Zweitens. Über den künftigen Zuschnitt der Rettungsdienstbereiche und die Anzahl der Rettungsleitstellen werden wir im Dunkeln gelassen. Außer der Bildung von Zweckverbänden und der Absicht, im Wesentlichen im Rahmen der kommunalen Gemeinschaftsarbeit und der Verordnungsermächtigung für die Landesregierung Standorte der Rettungsleistellen festzulegen, ist nichts zu finden. Das sind Regelungen, die Sie, Herr Minister Kley, bis vor Kurzem noch vehement bekämpft und abgelehnt haben.

Unser Vorschlag lautet, zukunftsfähige Strukturen im Rettungswesen an den neu zu ordnenden Planungsregionen im Land zu orientieren und damit perspektivisch nach der Einführung des Digitalfunks über fünf Rettungsdienstsbereiche mit fünf Rettungsleistellen zu verfügen.

Herr Kley, Sie setzen auf den freien Markt und das Spiel der freien Kräfte in diesem Bereich. Das halten wir für absolut unangemessen.

(Zustimmung bei der SPD)

Drittens. Der Clou Ihrer neuen Regelung betrifft die Zuständigkeit für die Notfallrettung. Sie soll nun überraschenderweise geteilt werden. Träger des bodengebundenen Rettungsdienstes bleiben die Landkreise und kreisfreien Städte. Sie verantworten weiterhin die Rettungsleitstellen, die Tätigkeit der Rettungssanitäter und Rettungsassistenten und die Sachausstattung.

Abgetrennt, also der kommunalen Verantwortung entzogen, wird die ärztliche Notfallrettung. Die Sicherstellung der notärztlichen Versorgung soll jetzt allein bei der Kassenärztlichen Vereinigung liegen, die in einem daten

schutzrechtlich fragwürdigen Verfahren von der Ärztekammer Informationen erhalten muss.

Geteilte Verantwortung in dieser Form bedeutet nicht etwa Verwaltungsvereinfachung, bedeutet nicht etwa mehr Eigenverantwortung für die Kommunen, wie Sie es angekündigt haben, sondern bedeutet mehr Bürokratie, mehr Abstimmungsaufwand und voraussichtlich auch Mehrkosten. Was Sie damit gewinnen wollen, ist unklar.

(Zustimmung bei der SPD)

Frau Dr. Kuppe, gestatten Sie eine Zwischenfrage von Herrn Scholze?

Am Ende bin ich gern bereit, auf Fragen zu antworten.

Das ist kein Reformschritt nach vorn, meine Damen und Herren, das ist eine Rolle rückwärts. Wir haben diese Regelung im Ausschuss abgelehnt. Sie haben das vorhin anders dargestellt. Herr Kley, das war eine Fehlinformation an das Plenum.

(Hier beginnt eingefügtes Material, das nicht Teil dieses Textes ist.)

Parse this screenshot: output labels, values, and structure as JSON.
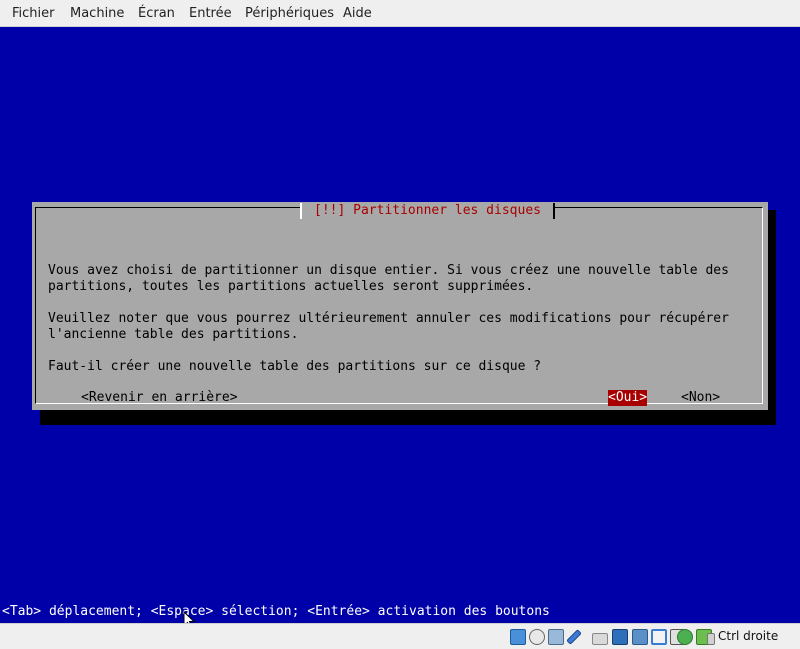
{
  "menubar": {
    "items": [
      "Fichier",
      "Machine",
      "Écran",
      "Entrée",
      "Périphériques",
      "Aide"
    ]
  },
  "dialog": {
    "title": "[!!] Partitionner les disques",
    "paragraph1": "Vous avez choisi de partitionner un disque entier. Si vous créez une nouvelle table des\npartitions, toutes les partitions actuelles seront supprimées.",
    "paragraph2": "Veuillez noter que vous pourrez ultérieurement annuler ces modifications pour récupérer\nl'ancienne table des partitions.",
    "question": "Faut-il créer une nouvelle table des partitions sur ce disque ?",
    "buttons": {
      "back": "<Revenir en arrière>",
      "yes": "<Oui>",
      "no": "<Non>"
    },
    "selected_button": "yes"
  },
  "help_line": "<Tab> déplacement; <Espace> sélection; <Entrée> activation des boutons",
  "statusbar": {
    "host_key_label": "Ctrl droite",
    "icons": [
      "hard-disk-icon",
      "optical-drive-icon",
      "audio-icon",
      "usb-icon",
      "shared-folders-icon",
      "display-icon",
      "video-capture-icon",
      "network-icon",
      "cpu-icon",
      "recording-icon",
      "mouse-integration-icon",
      "keyboard-capture-icon"
    ]
  },
  "colors": {
    "screen_bg": "#0000a8",
    "dialog_bg": "#a8a8a8",
    "title_fg": "#a80000",
    "selected_button_bg": "#a80000"
  }
}
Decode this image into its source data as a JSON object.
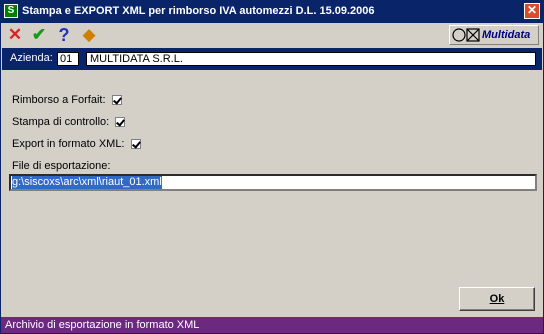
{
  "window": {
    "title": "Stampa e EXPORT XML per rimborso IVA automezzi D.L. 15.09.2006",
    "icon_letter": "S",
    "close_glyph": "✕"
  },
  "toolbar": {
    "buttons": [
      {
        "icon": "cancel-icon",
        "glyph": "✕",
        "color": "#e02020"
      },
      {
        "icon": "confirm-icon",
        "glyph": "✔",
        "color": "#1a9a1a"
      },
      {
        "icon": "help-icon",
        "glyph": "?",
        "color": "#2030c0"
      },
      {
        "icon": "utility-icon",
        "glyph": "◆",
        "color": "#d08000"
      }
    ],
    "brand": "Multidata"
  },
  "azienda": {
    "label": "Azienda:",
    "code": "01",
    "name": "MULTIDATA S.R.L."
  },
  "options": [
    {
      "label": "Rimborso a Forfait:",
      "checked": true
    },
    {
      "label": "Stampa di controllo:",
      "checked": true
    },
    {
      "label": "Export in formato XML:",
      "checked": true
    }
  ],
  "file": {
    "label": "File di esportazione:",
    "value": "g:\\siscoxs\\arc\\xml\\riaut_01.xml"
  },
  "ok_label": "Ok",
  "status": "Archivio di esportazione in formato XML"
}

Wenn überhaupt Veränderungen in der Sicherstellung erforderlich sein sollten, wären die Krankenkassen möglicherweise der bessere Adressat. So regelt es im Übrigen der Freistaat Sachsen in seinem Gesetz.

Viertens. Die SPD wollte bei der Auswahl der Anbieter von Leistungen des Rettungsdienstes den gemeinnützigen Hilfsorganisationen einen Vorrang einräumen. Deutsches Rotes Kreuz, Arbeiter-Samariter-Bund, MalteserHilfsdienst und Johanniter-Bund zeichnen sich neben ihrer Professionalität und ihrer wirtschaftlichen Arbeit durch ein hohes bürgerschaftliches Engagement aus. Sie wirken in der Jugendarbeit und bilden zahlreiche ehrenamtliche Helferinnen und Helfer aus und können daher bei einem Massenanfall von Verletzten wesentlich wirksamer werden als andere Anbieter. Dieser gesellschaftlich wichtige Einsatz sollte gesetzlich berücksichtigt werden; dies wurde aber von der CDU und der FDP abgelehnt.

Fünftens. Der Antrag der SPD, die tarifliche Entlohnung des Rettungsdienstpersonals festzuschreiben, scheiterte offensichtlich an der FDP-Fraktion. Wir wollten absichern, dass die ohnehin schon geringe Vergütung nicht noch weiter nach unten gedrückt wird.

(Zustimmung bei der SPD)

Sechstens. Qualitätseinbußen, meine Damen und Herren, sind durch die Aufweichung von Formulierungen zu erwarten, die bisher die Qualifikation der einzusetzenden Notärztinnen und Notärzte eindeutig beschrieben haben.